Tuesday, October 04, 2011

Tory party conference: May Day, May Day, May day.

Tory party conference: May Day, May Day, May day.

Nicholas Watt, Chief political correspondent
guardian.co.uk, Monday 3 October 2011 20.14 BST,

Writes:

Theresa May plans clampdown on criminals who resist deportation

Home secretary to announce move to limit power of Human Rights Act at Conservative conference



The Guardian has employed a chief political correspondent to write a story which has both political and legal content in it.

The gist of the story is that Teresa May intends to make secondary legislation which she hopes will persuade judges that the rules should override primary legislation.

"May's proposal is designed to signal to the courts that they can override human rights if foreign criminals are guilty of serious breaches of the new immigration rules".

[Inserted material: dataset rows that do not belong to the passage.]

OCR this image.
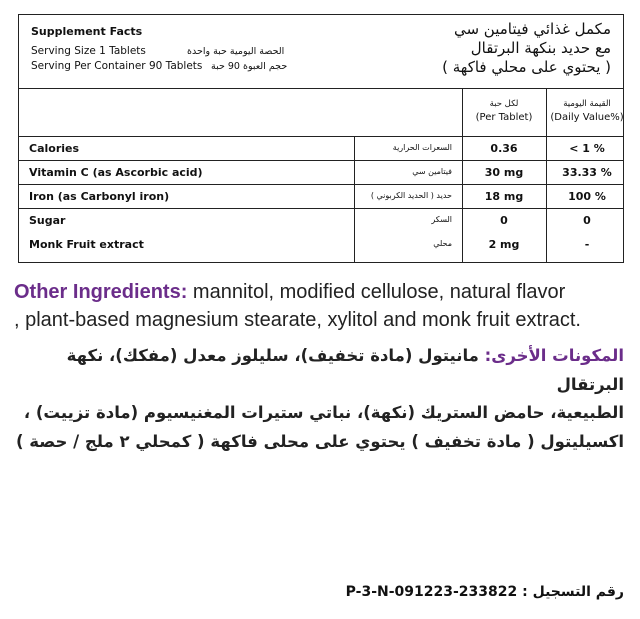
Supplement Facts
Serving Size 1 Tablets
Serving Per Container 90 Tablets
الحصة اليومية حبة واحدة
حجم العبوة 90 حبة
مكمل غذائي فيتامين سي
مع حديد بنكهة البرتقال
( يحتوي على محلي فاكهة )
لكل حبة
(Per Tablet)
القيمة اليومية
(Daily Value%)
Calories	السعرات الحرارية	0.36	< 1 %
Vitamin C (as Ascorbic acid)	فيتامين سي	30 mg	33.33 %
Iron (as Carbonyl iron)	حديد ( الحديد الكربوني )	18 mg	100 %
Sugar	السكر	0	0
Monk Fruit extract	محلي	2 mg	-
Other Ingredients: mannitol, modified cellulose, natural flavor
, plant-based magnesium stearate, xylitol and monk fruit extract.
المكونات الأخرى: مانيتول (مادة تخفيف)، سليلوز معدل (مفكك)، نكهة البرتقال
الطبيعية، حامض الستريك (نكهة)، نباتي ستيرات المغنيسيوم (مادة تزييت) ،
اكسيليتول ( مادة تخفيف ) يحتوي على محلى فاكهة ( كمحلي ٢ ملج / حصة )
رقم التسجيل : P-3-N-091223-233822
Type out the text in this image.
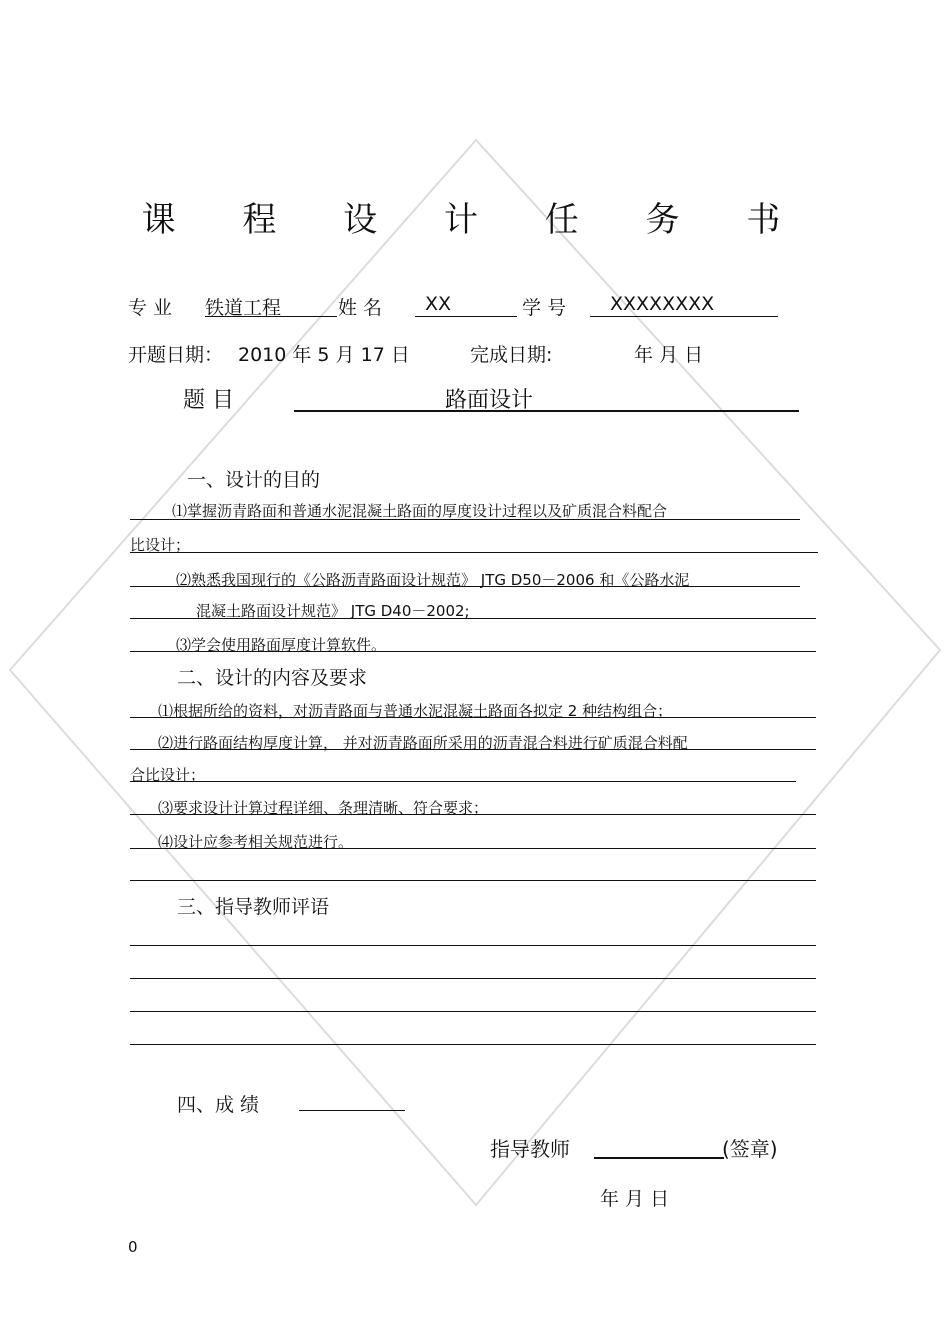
课 程 设 计 任 务 书
专 业 铁道工程	姓 名 XX	学 号 XXXXXXXX
开题日期： 2010 年 5 月 17 日	完成日期:	年 月 日
题 目	路面设计
一、设计的目的
⑴掌握沥青路面和普通水泥混凝土路面的厚度设计过程以及矿质混合料配合
比设计；
⑵熟悉我国现行的《公路沥青路面设计规范》 JTG D50－2006 和《公路水泥
混凝土路面设计规范》 JTG D40－2002;
⑶学会使用路面厚度计算软件。
二、设计的内容及要求
⑴根据所给的资料，对沥青路面与普通水泥混凝土路面各拟定 2 种结构组合；
⑵进行路面结构厚度计算， 并对沥青路面所采用的沥青混合料进行矿质混合料配
合比设计；
⑶要求设计计算过程详细、条理清晰、符合要求；
⑷设计应参考相关规范进行。
三、指导教师评语
四、成 绩
指导教师	(签章)
年 月 日
0
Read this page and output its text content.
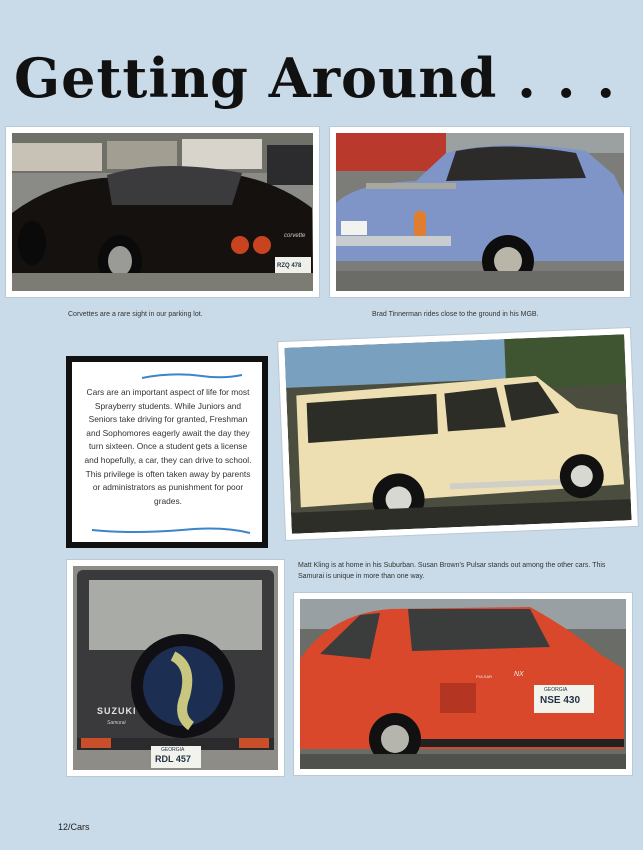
Getting Around . . .
corvette
RZQ 478
Corvettes are a rare sight in our parking lot.	Brad Tinnerman rides close to the ground in his MGB.
Cars are an important aspect of life for most Sprayberry students. While Juniors and Seniors take driving for granted, Freshman and Sophomores eagerly await the day they turn sixteen. Once a student gets a license and hopefully, a car, they can drive to school. This privilege is often taken away by parents or administrators as punishment for poor grades.
Matt Kling is at home in his Suburban. Susan Brown's Pulsar stands out among the other cars. This Samurai is unique in more than one way.
SUZUKI
Samurai
GEORGIA
RDL 457
NX
PULSAR
GEORGIA
NSE 430
12/Cars
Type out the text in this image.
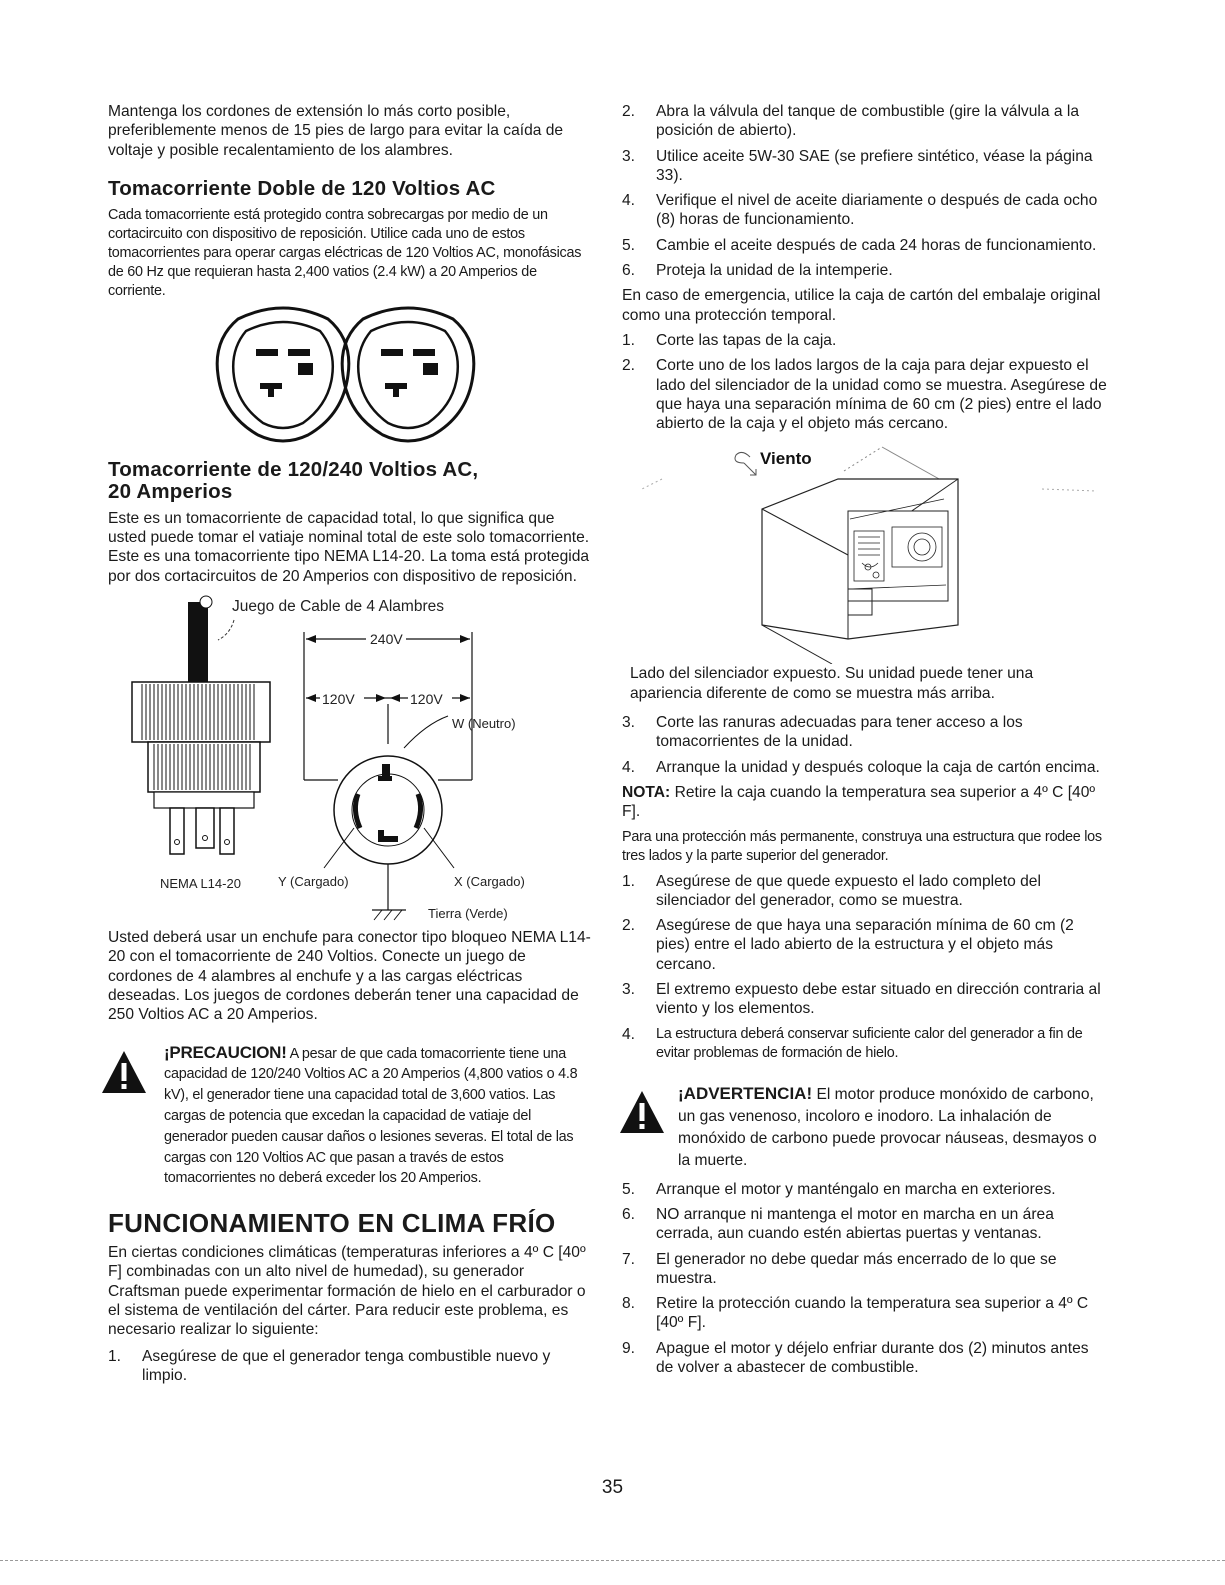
Mantenga los cordones de extensión lo más corto posible, preferiblemente menos de 15 pies de largo para evitar la caída de voltaje y posible recalentamiento de los alambres.

Tomacorriente Doble de 120 Voltios AC

Cada tomacorriente está protegido contra sobrecargas por medio de un cortacircuito con dispositivo de reposición. Utilice cada uno de estos tomacorrientes para operar cargas eléctricas de 120 Voltios AC, monofásicas de 60 Hz que requieran hasta 2,400 vatios (2.4 kW) a 20 Amperios de corriente.

Tomacorriente de 120/240 Voltios AC,
20 Amperios

Este es un tomacorriente de capacidad total, lo que significa que usted puede tomar el vatiaje nominal total de este solo tomacorriente. Este es una tomacorriente tipo NEMA L14-20. La toma está protegida por dos cortacircuitos de 20 Amperios con dispositivo de reposición.

Juego de Cable de 4 Alambres
NEMA L14-20
240V
120V	120V
W (Neutro)
Y (Cargado)	X (Cargado)
Tierra (Verde)

Usted deberá usar un enchufe para conector tipo bloqueo NEMA L14-20 con el tomacorriente de 240 Voltios. Conecte un juego de cordones de 4 alambres al enchufe y a las cargas eléctricas deseadas. Los juegos de cordones deberán tener una capacidad de 250 Voltios AC a 20 Amperios.

¡PRECAUCION! A pesar de que cada tomacorriente tiene una capacidad de 120/240 Voltios AC a 20 Amperios (4,800 vatios o 4.8 kV), el generador tiene una capacidad total de 3,600 vatios. Las cargas de potencia que excedan la capacidad de vatiaje del generador pueden causar daños o lesiones severas. El total de las cargas con 120 Voltios AC que pasan a través de estos tomacorrientes no deberá exceder los 20 Amperios.

FUNCIONAMIENTO EN CLIMA FRÍO

En ciertas condiciones climáticas (temperaturas inferiores a 4º C [40º F] combinadas con un alto nivel de humedad), su generador Craftsman puede experimentar formación de hielo en el carburador o el sistema de ventilación del cárter. Para reducir este problema, es necesario realizar lo siguiente:

1.	Asegúrese de que el generador tenga combustible nuevo y limpio.
2.	Abra la válvula del tanque de combustible (gire la válvula a la posición de abierto).
3.	Utilice aceite 5W-30 SAE (se prefiere sintético, véase la página 33).
4.	Verifique el nivel de aceite diariamente o después de cada ocho (8) horas de funcionamiento.
5.	Cambie el aceite después de cada 24 horas de funcionamiento.
6.	Proteja la unidad de la intemperie.

En caso de emergencia, utilice la caja de cartón del embalaje original como una protección temporal.

1.	Corte las tapas de la caja.
2.	Corte uno de los lados largos de la caja para dejar expuesto el lado del silenciador de la unidad como se muestra. Asegúrese de que haya una separación mínima de 60 cm (2 pies) entre el lado abierto de la caja y el objeto más cercano.
Viento

Lado del silenciador expuesto. Su unidad puede tener una apariencia diferente de como se muestra más arriba.

3.	Corte las ranuras adecuadas para tener acceso a los tomacorrientes de la unidad.
4.	Arranque la unidad y después coloque la caja de cartón encima.

NOTA: Retire la caja cuando la temperatura sea superior a 4º C [40º F].

Para una protección más permanente, construya una estructura que rodee los tres lados y la parte superior del generador.

1.	Asegúrese de que quede expuesto el lado completo del silenciador del generador, como se muestra.
2.	Asegúrese de que haya una separación mínima de 60 cm (2 pies) entre el lado abierto de la estructura y el objeto más cercano.
3.	El extremo expuesto debe estar situado en dirección contraria al viento y los elementos.
4.	La estructura deberá conservar suficiente calor del generador a fin de evitar problemas de formación de hielo.

¡ADVERTENCIA! El motor produce monóxido de carbono, un gas venenoso, incoloro e inodoro. La inhalación de monóxido de carbono puede provocar náuseas, desmayos o la muerte.

5.	Arranque el motor y manténgalo en marcha en exteriores.
6.	NO arranque ni mantenga el motor en marcha en un área cerrada, aun cuando estén abiertas puertas y ventanas.
7.	El generador no debe quedar más encerrado de lo que se muestra.
8.	Retire la protección cuando la temperatura sea superior a 4º C [40º F].
9.	Apague el motor y déjelo enfriar durante dos (2) minutos antes de volver a abastecer de combustible.
35
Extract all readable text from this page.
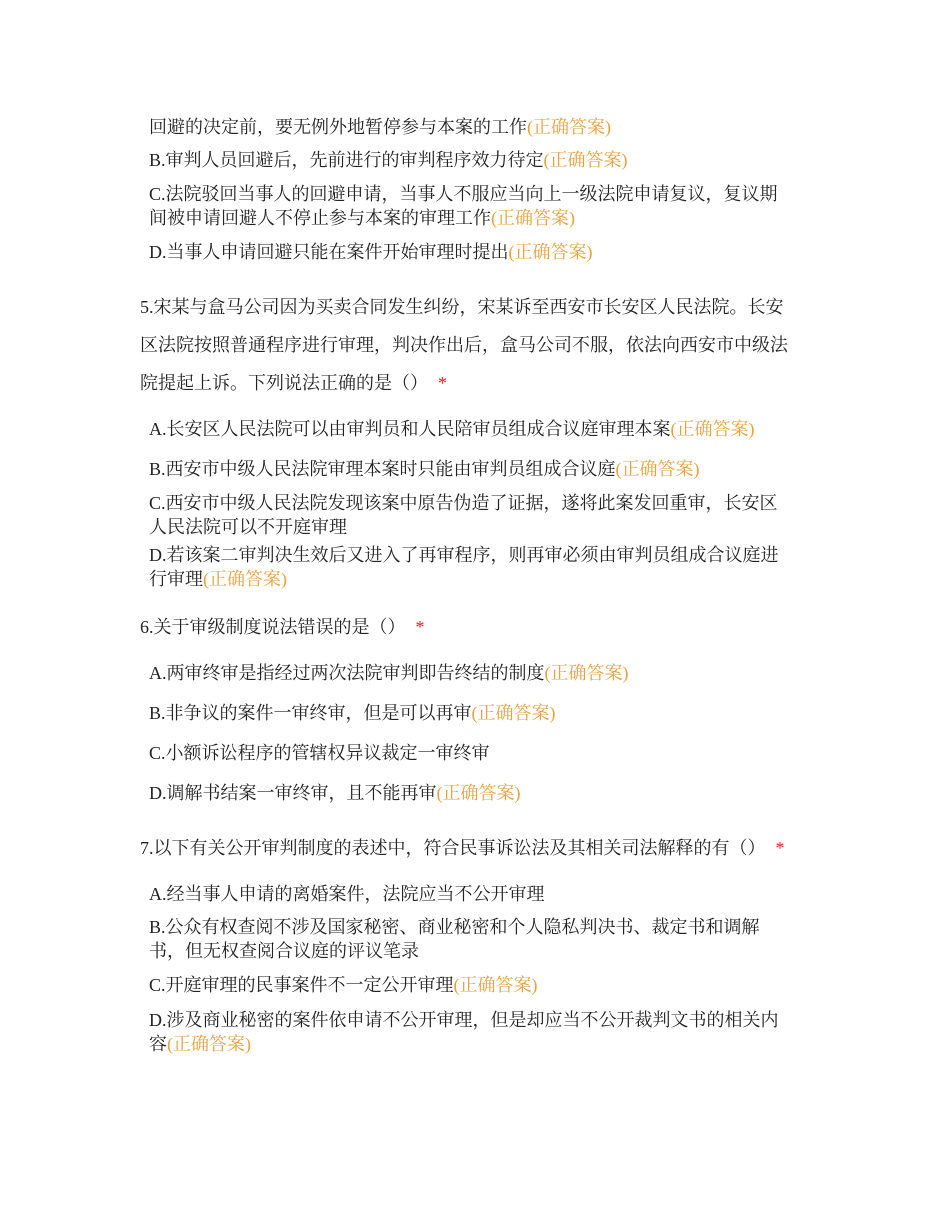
回避的决定前，要无例外地暂停参与本案的工作(正确答案)
B.审判人员回避后，先前进行的审判程序效力待定(正确答案)
C.法院驳回当事人的回避申请，当事人不服应当向上一级法院申请复议，复议期
间被申请回避人不停止参与本案的审理工作(正确答案)
D.当事人申请回避只能在案件开始审理时提出(正确答案)
5.宋某与盒马公司因为买卖合同发生纠纷，宋某诉至西安市长安区人民法院。长安
区法院按照普通程序进行审理，判决作出后，盒马公司不服，依法向西安市中级法
院提起上诉。下列说法正确的是（） *
A.长安区人民法院可以由审判员和人民陪审员组成合议庭审理本案(正确答案)
B.西安市中级人民法院审理本案时只能由审判员组成合议庭(正确答案)
C.西安市中级人民法院发现该案中原告伪造了证据，遂将此案发回重审，长安区
人民法院可以不开庭审理
D.若该案二审判决生效后又进入了再审程序，则再审必须由审判员组成合议庭进
行审理(正确答案)
6.关于审级制度说法错误的是（） *
A.两审终审是指经过两次法院审判即告终结的制度(正确答案)
B.非争议的案件一审终审，但是可以再审(正确答案)
C.小额诉讼程序的管辖权异议裁定一审终审
D.调解书结案一审终审，且不能再审(正确答案)
7.以下有关公开审判制度的表述中，符合民事诉讼法及其相关司法解释的有（） *
A.经当事人申请的离婚案件，法院应当不公开审理
B.公众有权查阅不涉及国家秘密、商业秘密和个人隐私判决书、裁定书和调解
书，但无权查阅合议庭的评议笔录
C.开庭审理的民事案件不一定公开审理(正确答案)
D.涉及商业秘密的案件依申请不公开审理，但是却应当不公开裁判文书的相关内
容(正确答案)
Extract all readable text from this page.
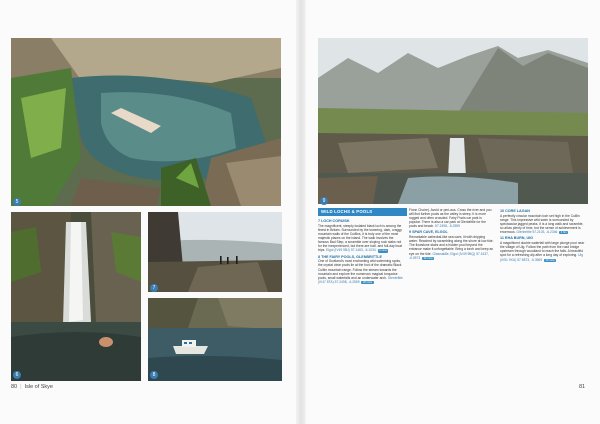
5
6
7
8
9
WILD LOCHS & POOLS

7 LOCH CORUISK
The magnificent, steeply isolated black loch is among the finest in Britain. Surrounded by the towering, dark, craggy mountain walls of the Cuillins, it is truly one of the most majestic places on the island. The walk involves the famous Bad Step, a scramble over sloping rock slabs not for the inexperienced, but there are half- and full-day boat trips. Elgol (IV49 9BJ) 57.1463, -6.1034 4 mins

8 THE FAIRY POOLS, GLENBRITTLE
One of Scotland's most enchanting wild swimming spots, the crystal clear pools lie at the foot of the dramatic Black Cuillin mountain range. Follow the stream towards the mountain and explore the numerous magical turquoise pools, small waterfalls and an underwater arch. Glenbrittle (IV47 8TA) 57.2498, -6.2559 20 mins

Fionn Choire). Avoid or peri-aus. Cross the river and you will find further pools as the valley is steep. It is more rugged and often crowded. Fairy Pools car park is popular. There is also a car park at Glenbrittle for the pools and beach. 57.2498, -6.2559

9 SPAR CAVE, ELGOL
Remarkable cathedral-like sea cave, lit with dripping water. Reached by scrambling along the shore at low tide. The flowstone stairs and a hidden pool beyond the entrance make it unforgettable. Bring a torch and keep an eye on the tide. Glasnakille, Elgol (IV49 9BQ) 57.1637, -6.0573 30 mins

10 CORE LAGAN
A perfectly circular mountain loch set high in the Cuillin range. This impressive wild swim is surrounded by spectacular jagged peaks. It is a long walk and scramble, so allow plenty of time, but the sense of achievement is enormous. Glenbrittle 57.2103, -6.2346 2 hrs

11 RHA BURN, UIG
A magnificent double waterfall with large plunge pool near the village of Uig. Follow the path from the road bridge upstream through woodland to reach the falls. A beautiful spot for a refreshing dip after a long day of exploring. Uig (IV51 9XU) 57.5873, -6.3569 10 mins

80 | Isle of Skye	81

Imagine that I am a judge, a member of the so-called independent Judiciary, and a barrister representing the Home Office starts signalling to me that I should overturn the hierarchy of powers just to appease Teresa May and the Tory party and their supporters. My response would be to signal back as follows:

Fuck You, Sokol Beqiri, 2001

What we are talking about here is the ultra vires doctrine.

According to Foulkes:

"The administration exercises its statutory functions within a hierarchy of powers. At the top is the Act of Parliament which cannot be ultra vires. Regulations, orders or decisions of whatever name or form must be within the powers given by the Act and not repugnant to it. Any further act authorised or required to be taken by such regulations etc must likewise be within the regulations and within the Act and not repugnant to either. For example, section 47 of the Prison Act 1952 empowers the Secretay of State to make Rules for the discipline and control of prisoners. Under the authority of the Rules the Secretary of State has made standing orders. The Rules must be intra vires the Act; the standing orders must be intra vires the Rules and the Act. The Rules cannot confer any greater power than the Act; nor the standing orders any greater power than the Rules".

Basically, Teresa May is attempting to claim that the rules she is making, secondary legislation, have greater power than the Act, which is primary legislation.

Once again we have a Home Secretary who is claiming to be above the law.